Fletcher Calloway was walking through the farmer’s market like he had no idea I existed. He was looking at the other booths, the baked goods, the candle stand on the far end. He was tall in a way that made the market feel slightly smaller than it had a minute ago. He had on a dark suit, no tie, like he’d come from somewhere that had required a jacket and he’d decided halfway through the morning that the tie wasn’t worth it anymore.

He walked up to my booth and then he looked at me.

My heart did the thing it always did. I’d stopped being surprised by it. Five years of this and it still felt like missing a step on a staircase.

I gave him my most dazzling smile.

Oh no. Why did I smile at him first? That too with the most desperate one I could manage? My face went warm. He was going to think I was obsessed with him. Which I was. I had been. Ever since the night at the farmer’s market five years ago, when I’d started chatting with a man I’d thought was just being friendly, and it had become very clear very fast that he was not just being friendly, and Fletcher had appeared out of nowhere and stood next to me and said, very calmly,she’s with me,and the man had looked at Fletcher and left immediately. I hadn’t even known Fletcher was at the market that night. He hadn’t explained how he’d seen what was happening from wherever he’d been standing. He’d just handed me a bottle of water and asked if I was okay.

That was the night.

That was the whole thing, right there.

Now he was looking at my eyes and then looking away and I was standing here with my dazzling smile and my red face like an absolute disaster.

“Hi August,” he said.

Try to be cool. Try to be cool.

“Hey Fletcher.”

“How’s business today?”

Before I could answer, Cliff leaned over from his booth. “Slow,” he said. “She’s sold a couple flowers and I’ve sold about ten bottles.”

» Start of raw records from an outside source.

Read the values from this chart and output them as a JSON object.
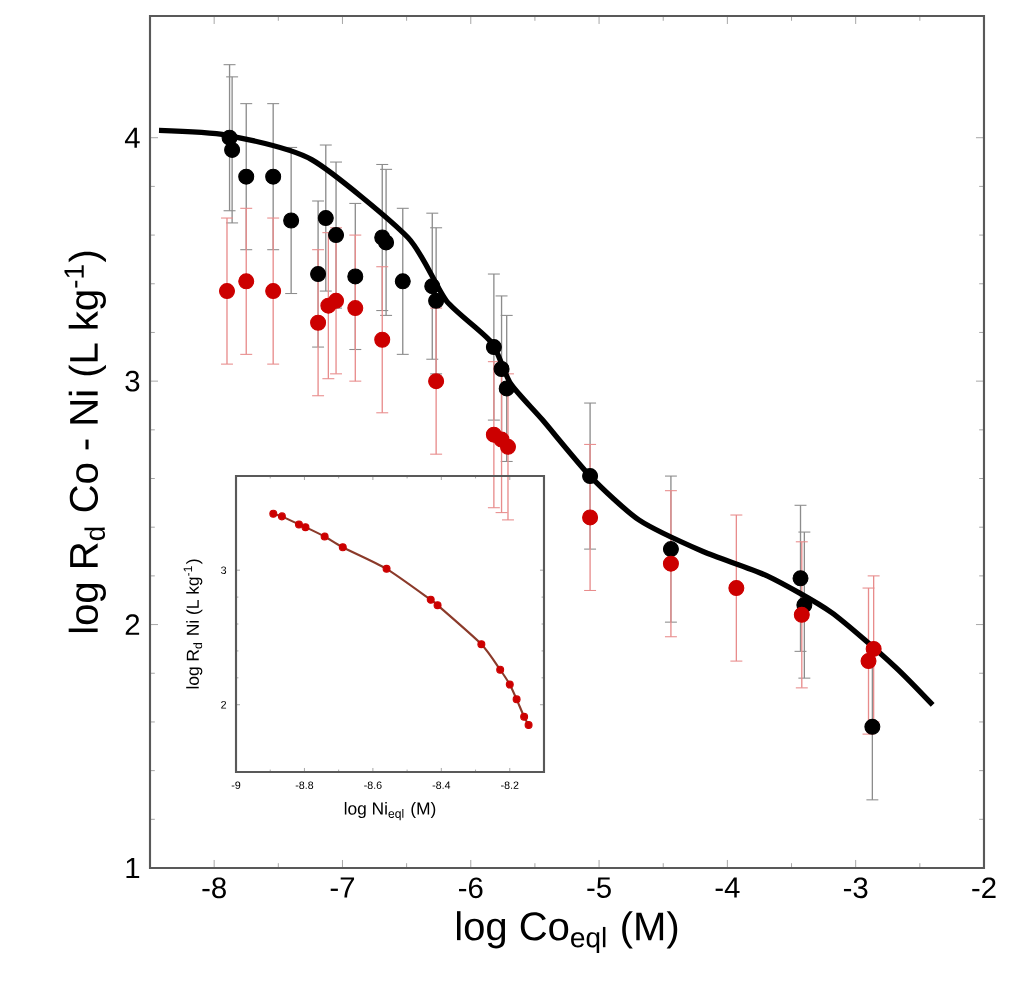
{
  "chart_data": [
    {
      "type": "scatter",
      "xlabel": "log Co$_{eql}$ (M)",
      "ylabel": "log R$_{d}$  Co - Ni (L kg$^{-1}$)",
      "xlim": [
        -8.5,
        -2
      ],
      "ylim": [
        1,
        4.5
      ],
      "xticks": [
        -8,
        -7,
        -6,
        -5,
        -4,
        -3,
        -2
      ],
      "yticks": [
        1,
        2,
        3,
        4
      ],
      "marker": "circle",
      "grid": false,
      "series": [
        {
          "color": "#000000",
          "x": [
            -7.88,
            -7.86,
            -7.75,
            -7.54,
            -7.4,
            -7.19,
            -7.13,
            -7.05,
            -6.9,
            -6.69,
            -6.66,
            -6.53,
            -6.3,
            -6.27,
            -5.82,
            -5.76,
            -5.72,
            -5.07,
            -4.44,
            -3.43,
            -3.4,
            -2.87
          ],
          "values": [
            4.0,
            3.95,
            3.84,
            3.84,
            3.66,
            3.44,
            3.67,
            3.6,
            3.43,
            3.59,
            3.57,
            3.41,
            3.39,
            3.33,
            3.14,
            3.05,
            2.97,
            2.61,
            2.31,
            2.19,
            2.08,
            1.58
          ],
          "errors": [
            0.3,
            0.3,
            0.3,
            0.3,
            0.3,
            0.3,
            0.3,
            0.3,
            0.3,
            0.3,
            0.3,
            0.3,
            0.3,
            0.3,
            0.3,
            0.3,
            0.3,
            0.3,
            0.3,
            0.3,
            0.3,
            0.3
          ]
        },
        {
          "color": "#cc0000",
          "x": [
            -7.9,
            -7.75,
            -7.54,
            -7.19,
            -7.11,
            -7.05,
            -6.9,
            -6.69,
            -6.27,
            -5.82,
            -5.76,
            -5.71,
            -5.07,
            -4.44,
            -3.93,
            -3.42,
            -2.9,
            -2.86
          ],
          "values": [
            3.37,
            3.41,
            3.37,
            3.24,
            3.31,
            3.33,
            3.3,
            3.17,
            3.0,
            2.78,
            2.76,
            2.73,
            2.44,
            2.25,
            2.15,
            2.04,
            1.85,
            1.9
          ],
          "errors": [
            0.3,
            0.3,
            0.3,
            0.3,
            0.3,
            0.3,
            0.3,
            0.3,
            0.3,
            0.3,
            0.3,
            0.3,
            0.3,
            0.3,
            0.3,
            0.3,
            0.3,
            0.3
          ]
        },
        {
          "type": "line",
          "marker": "none",
          "color": "#000000",
          "x": [
            -8.43,
            -7.9,
            -7.24,
            -6.49,
            -6.19,
            -5.84,
            -5.69,
            -5.44,
            -5.07,
            -4.69,
            -4.19,
            -3.69,
            -3.19,
            -2.7,
            -2.4
          ],
          "values": [
            4.03,
            4.01,
            3.91,
            3.59,
            3.33,
            3.16,
            2.99,
            2.84,
            2.61,
            2.43,
            2.3,
            2.2,
            2.05,
            1.83,
            1.67
          ]
        }
      ]
    },
    {
      "type": "scatter",
      "xlabel": "log Ni$_{eql}$ (M)",
      "ylabel": "log R$_{d}$ Ni (L kg$^{-1}$)",
      "xlim": [
        -9,
        -8.1
      ],
      "ylim": [
        1.5,
        3.7
      ],
      "xticks": [
        -9,
        -8.8,
        -8.6,
        -8.4,
        -8.2
      ],
      "yticks": [
        2,
        3
      ],
      "marker": "circle",
      "grid": false,
      "series": [
        {
          "type": "line",
          "marker": "none",
          "color": "#8b3a2a",
          "x": [
            -8.891,
            -8.866,
            -8.816,
            -8.797,
            -8.741,
            -8.688,
            -8.56,
            -8.431,
            -8.411,
            -8.283,
            -8.228,
            -8.2,
            -8.18,
            -8.158,
            -8.145
          ],
          "values": [
            3.42,
            3.4,
            3.34,
            3.32,
            3.25,
            3.17,
            3.01,
            2.78,
            2.74,
            2.45,
            2.26,
            2.15,
            2.04,
            1.91,
            1.85
          ]
        },
        {
          "color": "#cc0000",
          "x": [
            -8.891,
            -8.866,
            -8.816,
            -8.797,
            -8.741,
            -8.688,
            -8.56,
            -8.431,
            -8.411,
            -8.283,
            -8.228,
            -8.2,
            -8.18,
            -8.158,
            -8.145
          ],
          "values": [
            3.42,
            3.4,
            3.34,
            3.32,
            3.25,
            3.17,
            3.01,
            2.78,
            2.74,
            2.45,
            2.26,
            2.15,
            2.04,
            1.91,
            1.85
          ]
        }
      ]
    }
  ]
}
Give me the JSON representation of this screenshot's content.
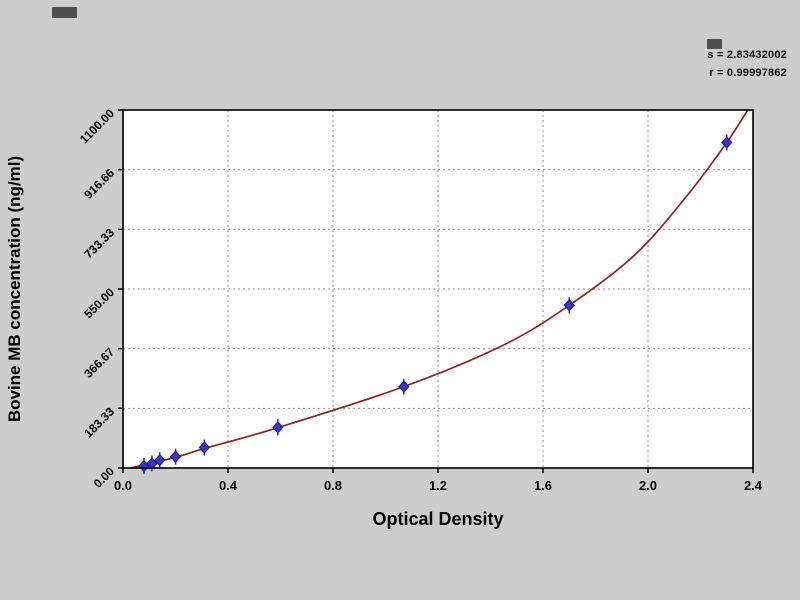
{
  "page": {
    "background": "#cdcdcd",
    "plot_background": "#ffffff"
  },
  "annotations": {
    "s": "s = 2.83432002",
    "r": "r = 0.99997862"
  },
  "chart_data": {
    "type": "scatter",
    "title": "",
    "xlabel": "Optical Density",
    "ylabel": "Bovine MB concentration (ng/ml)",
    "xlim": [
      0,
      2.4
    ],
    "ylim": [
      0,
      1100
    ],
    "x_ticks": [
      0,
      0.4,
      0.8,
      1.2,
      1.6,
      2.0,
      2.4
    ],
    "x_tick_labels": [
      "0.0",
      "0.4",
      "0.8",
      "1.2",
      "1.6",
      "2.0",
      "2.4"
    ],
    "y_ticks": [
      0,
      183.33,
      366.67,
      550,
      733.33,
      916.66,
      1100
    ],
    "y_tick_labels": [
      "0.00",
      "183.33",
      "366.67",
      "550.00",
      "733.33",
      "916.66",
      "1100.00"
    ],
    "grid": true,
    "legend_position": "none",
    "points": [
      {
        "x": 0.08,
        "y": 6
      },
      {
        "x": 0.11,
        "y": 14
      },
      {
        "x": 0.14,
        "y": 24
      },
      {
        "x": 0.2,
        "y": 35
      },
      {
        "x": 0.31,
        "y": 63
      },
      {
        "x": 0.59,
        "y": 125
      },
      {
        "x": 1.07,
        "y": 250
      },
      {
        "x": 1.7,
        "y": 500
      },
      {
        "x": 2.3,
        "y": 1000
      }
    ],
    "fit_curve": [
      {
        "x": 0.03,
        "y": 0
      },
      {
        "x": 0.2,
        "y": 33
      },
      {
        "x": 0.31,
        "y": 60
      },
      {
        "x": 0.59,
        "y": 124
      },
      {
        "x": 1.07,
        "y": 250
      },
      {
        "x": 1.45,
        "y": 378
      },
      {
        "x": 1.7,
        "y": 500
      },
      {
        "x": 1.95,
        "y": 655
      },
      {
        "x": 2.15,
        "y": 838
      },
      {
        "x": 2.3,
        "y": 1000
      },
      {
        "x": 2.38,
        "y": 1100
      }
    ],
    "colors": {
      "curve": "#8b2424",
      "marker": "#3b35c2",
      "marker_stroke": "#1c1a7e",
      "grid": "#909090",
      "axis": "#000000"
    }
  }
}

“Eight bouquets,” I said. “And five shea butter lip balms that I recently added to the collection, which I think is actually pretty good for a Thursday—”

“She’s a glass-half-full kind of girl,” Cliff told Fletcher. He was studying Fletcher the way a man studies someone he hasn’t decided about yet. “I haven’t known her long but I can already tell. Glass half full. Maybe glass too full.”